The government has told peers to move outside London after it vetoed a proposal for the House of Lords to temporarily relocate to a building opposite Parliament. With extensive restoration works in the offing, peers wanted to use the Queen Elizabeth II Centre but, in a letter seen by the BBC, Levelling Up Secretary Michael Gove said he “cannot endorse” a plan for peers to “decamp to a temporary home a mere 200 yards from the Palace of Westminster”. He told them to consider sites in the north of England, the Midlands, the South West, Scotland or Wales.

7

Crumbling schools a ‘risk to life’

Many school buildings are now in such a state that they are a “risk to life”, according to government documents leaked to The Observer.
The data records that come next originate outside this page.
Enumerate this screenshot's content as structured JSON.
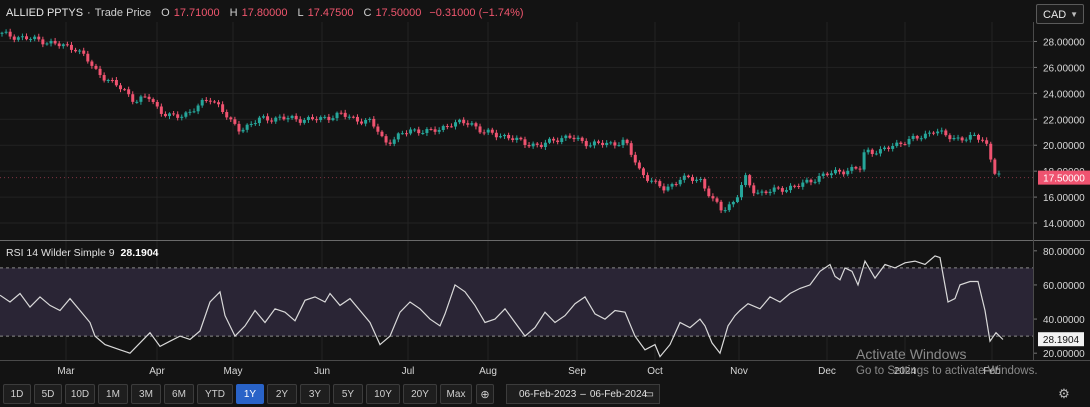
{
  "header": {
    "symbol": "ALLIED PPTYS",
    "series_label": "Trade Price",
    "o_label": "O",
    "o_value": "17.71000",
    "h_label": "H",
    "h_value": "17.80000",
    "l_label": "L",
    "l_value": "17.47500",
    "c_label": "C",
    "c_value": "17.50000",
    "change": "−0.31000 (−1.74%)"
  },
  "currency": "CAD",
  "colors": {
    "up": "#26a69a",
    "down": "#ef5370",
    "rsi_line": "#d9d9d9",
    "rsi_band": "#2a2535",
    "price_tag": "#ef5370"
  },
  "rsi_header": {
    "label": "RSI 14 Wilder Simple 9",
    "value": "28.1904"
  },
  "chart_data": [
    {
      "type": "candlestick",
      "title": "ALLIED PPTYS · Trade Price",
      "ylim": [
        13,
        29.5
      ],
      "yticks": [
        "28.00000",
        "26.00000",
        "24.00000",
        "22.00000",
        "20.00000",
        "18.00000",
        "16.00000",
        "14.00000"
      ],
      "last_price_tag": "17.50000",
      "x_labels": [
        "Mar",
        "Apr",
        "May",
        "Jun",
        "Jul",
        "Aug",
        "Sep",
        "Oct",
        "Nov",
        "Dec",
        "2024",
        "Feb"
      ],
      "close_path": [
        [
          0,
          28.6
        ],
        [
          20,
          28.3
        ],
        [
          40,
          28.1
        ],
        [
          60,
          27.7
        ],
        [
          75,
          27.5
        ],
        [
          85,
          26.8
        ],
        [
          95,
          25.8
        ],
        [
          110,
          24.9
        ],
        [
          125,
          24.2
        ],
        [
          135,
          23.4
        ],
        [
          150,
          23.7
        ],
        [
          160,
          22.6
        ],
        [
          175,
          22.1
        ],
        [
          190,
          22.6
        ],
        [
          200,
          23.1
        ],
        [
          210,
          23.6
        ],
        [
          220,
          23.0
        ],
        [
          230,
          21.8
        ],
        [
          240,
          21.2
        ],
        [
          260,
          22.0
        ],
        [
          280,
          22.1
        ],
        [
          300,
          22.0
        ],
        [
          320,
          22.0
        ],
        [
          340,
          22.4
        ],
        [
          355,
          22.0
        ],
        [
          370,
          21.8
        ],
        [
          378,
          21.1
        ],
        [
          385,
          20.2
        ],
        [
          395,
          20.5
        ],
        [
          410,
          21.2
        ],
        [
          430,
          21.0
        ],
        [
          450,
          21.6
        ],
        [
          470,
          21.8
        ],
        [
          482,
          21.0
        ],
        [
          500,
          20.8
        ],
        [
          520,
          20.3
        ],
        [
          540,
          19.9
        ],
        [
          555,
          20.5
        ],
        [
          570,
          20.6
        ],
        [
          590,
          20.1
        ],
        [
          610,
          20.1
        ],
        [
          625,
          20.3
        ],
        [
          630,
          19.5
        ],
        [
          640,
          18.0
        ],
        [
          655,
          17.0
        ],
        [
          665,
          16.6
        ],
        [
          680,
          17.4
        ],
        [
          700,
          17.4
        ],
        [
          712,
          15.8
        ],
        [
          722,
          15.0
        ],
        [
          735,
          15.7
        ],
        [
          745,
          17.5
        ],
        [
          752,
          16.6
        ],
        [
          760,
          16.3
        ],
        [
          780,
          16.6
        ],
        [
          800,
          16.9
        ],
        [
          820,
          17.6
        ],
        [
          840,
          18.0
        ],
        [
          860,
          18.2
        ],
        [
          865,
          19.6
        ],
        [
          880,
          19.5
        ],
        [
          900,
          20.2
        ],
        [
          920,
          20.6
        ],
        [
          935,
          21.2
        ],
        [
          945,
          20.7
        ],
        [
          960,
          20.5
        ],
        [
          975,
          20.6
        ],
        [
          985,
          20.5
        ],
        [
          990,
          19.1
        ],
        [
          995,
          17.9
        ],
        [
          1003,
          17.5
        ]
      ]
    },
    {
      "type": "line",
      "title": "RSI 14 Wilder Simple 9",
      "ylim": [
        16,
        84
      ],
      "yticks": [
        "80.00000",
        "60.00000",
        "40.00000",
        "20.00000"
      ],
      "reference_lines": [
        70,
        30
      ],
      "last_value_tag": "28.1904",
      "series": [
        {
          "values": [
            [
              0,
              54
            ],
            [
              10,
              50
            ],
            [
              20,
              55
            ],
            [
              30,
              47
            ],
            [
              40,
              53
            ],
            [
              50,
              48
            ],
            [
              60,
              45
            ],
            [
              70,
              52
            ],
            [
              80,
              45
            ],
            [
              90,
              38
            ],
            [
              95,
              30
            ],
            [
              105,
              25
            ],
            [
              120,
              22
            ],
            [
              130,
              20
            ],
            [
              140,
              26
            ],
            [
              150,
              32
            ],
            [
              160,
              24
            ],
            [
              170,
              27
            ],
            [
              180,
              30
            ],
            [
              190,
              28
            ],
            [
              200,
              33
            ],
            [
              210,
              50
            ],
            [
              220,
              56
            ],
            [
              225,
              42
            ],
            [
              235,
              30
            ],
            [
              245,
              36
            ],
            [
              255,
              45
            ],
            [
              265,
              38
            ],
            [
              275,
              46
            ],
            [
              285,
              44
            ],
            [
              295,
              39
            ],
            [
              305,
              51
            ],
            [
              315,
              53
            ],
            [
              325,
              50
            ],
            [
              330,
              55
            ],
            [
              340,
              48
            ],
            [
              350,
              52
            ],
            [
              360,
              45
            ],
            [
              370,
              38
            ],
            [
              380,
              25
            ],
            [
              390,
              30
            ],
            [
              400,
              44
            ],
            [
              410,
              50
            ],
            [
              420,
              46
            ],
            [
              430,
              40
            ],
            [
              440,
              36
            ],
            [
              445,
              43
            ],
            [
              455,
              60
            ],
            [
              465,
              56
            ],
            [
              475,
              48
            ],
            [
              485,
              38
            ],
            [
              495,
              40
            ],
            [
              505,
              46
            ],
            [
              515,
              38
            ],
            [
              525,
              30
            ],
            [
              535,
              35
            ],
            [
              545,
              44
            ],
            [
              555,
              38
            ],
            [
              565,
              42
            ],
            [
              575,
              49
            ],
            [
              585,
              53
            ],
            [
              595,
              43
            ],
            [
              605,
              40
            ],
            [
              615,
              45
            ],
            [
              625,
              44
            ],
            [
              635,
              30
            ],
            [
              645,
              22
            ],
            [
              655,
              25
            ],
            [
              660,
              18
            ],
            [
              670,
              25
            ],
            [
              680,
              38
            ],
            [
              690,
              35
            ],
            [
              700,
              40
            ],
            [
              705,
              36
            ],
            [
              712,
              26
            ],
            [
              720,
              20
            ],
            [
              728,
              36
            ],
            [
              735,
              42
            ],
            [
              740,
              45
            ],
            [
              748,
              49
            ],
            [
              760,
              46
            ],
            [
              770,
              53
            ],
            [
              780,
              50
            ],
            [
              790,
              55
            ],
            [
              800,
              58
            ],
            [
              810,
              60
            ],
            [
              820,
              68
            ],
            [
              830,
              72
            ],
            [
              835,
              65
            ],
            [
              840,
              63
            ],
            [
              845,
              70
            ],
            [
              852,
              68
            ],
            [
              858,
              60
            ],
            [
              865,
              74
            ],
            [
              875,
              64
            ],
            [
              885,
              72
            ],
            [
              895,
              70
            ],
            [
              905,
              73
            ],
            [
              915,
              74
            ],
            [
              925,
              72
            ],
            [
              935,
              77
            ],
            [
              940,
              76
            ],
            [
              948,
              50
            ],
            [
              955,
              52
            ],
            [
              960,
              60
            ],
            [
              970,
              62
            ],
            [
              978,
              62
            ],
            [
              985,
              45
            ],
            [
              990,
              27
            ],
            [
              996,
              32
            ],
            [
              1003,
              28
            ]
          ]
        }
      ]
    }
  ],
  "toolbar": {
    "ranges": [
      "1D",
      "5D",
      "10D",
      "1M",
      "3M",
      "6M",
      "YTD",
      "1Y",
      "2Y",
      "3Y",
      "5Y",
      "10Y",
      "20Y",
      "Max"
    ],
    "active": "1Y",
    "date_from": "06-Feb-2023",
    "date_sep": "–",
    "date_to": "06-Feb-2024"
  },
  "watermark": {
    "line1": "Activate Windows",
    "line2": "Go to Settings to activate Windows."
  }
}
Messages sent by senior officials working for education secretary Nadhim Zahawi to Downing Street show them calling for the Treasury to make £13bn available to increase the number of school rebuilding projects from 50 a year to more than 300. Kevin Courtney, joint general secretary of the National Education Union, said years of Tory cuts have led to problems ranging from dangerous roofs to asbestos.

8

Harrods sanctions Russian shoppers

Harrods has imposed sanctions on Russian customers in response to Vladimir Putin’s invasion of Ukraine. An email sent by the London department store to one wealthy Russian stated that “UK authorities regulations seek to prohibit the supply of many categories of luxury goods over certain values (generally £300) to individuals who are either currently or ordinarily in Russia”. The Sunday Telegraph said the store’s decision to restrict purchases to impose the £300 limit is likely to spark accusations of discrimination from Russians affected.

9

Streeting denies leadership plan

Wes Streeting MP has denied preparing a bid to replace Keir Starmer as Labour leader. The Observer reported that Labour party donor Waheed Alli hosted a recent fundraising event for him and another MP at his central London home. The actors Ian McKellen and Michael Cashman were among 20 to 30 people present at the event in March. However, Streeting’s office strongly denied that the event had anything to do with leadership ambitions, saying: “Whoever briefed this nonsense should put their wooden spoon away.”

10

Super blood Moon due

A full lunar eclipse is set to bring a super blood Moon. In what the BBC describes as “one of our planet’s most stunning sights,” the Earth will come between the Sun and the Moon, and as the Moon falls fully into Earth’s shadow, it will slowly darken before turning dusky red. The episode will be visible with the naked eye before dawn on Monday in most of Europe. Astrologists say blood moons used to be considered bad omens in the past but this one will usher in positive changes.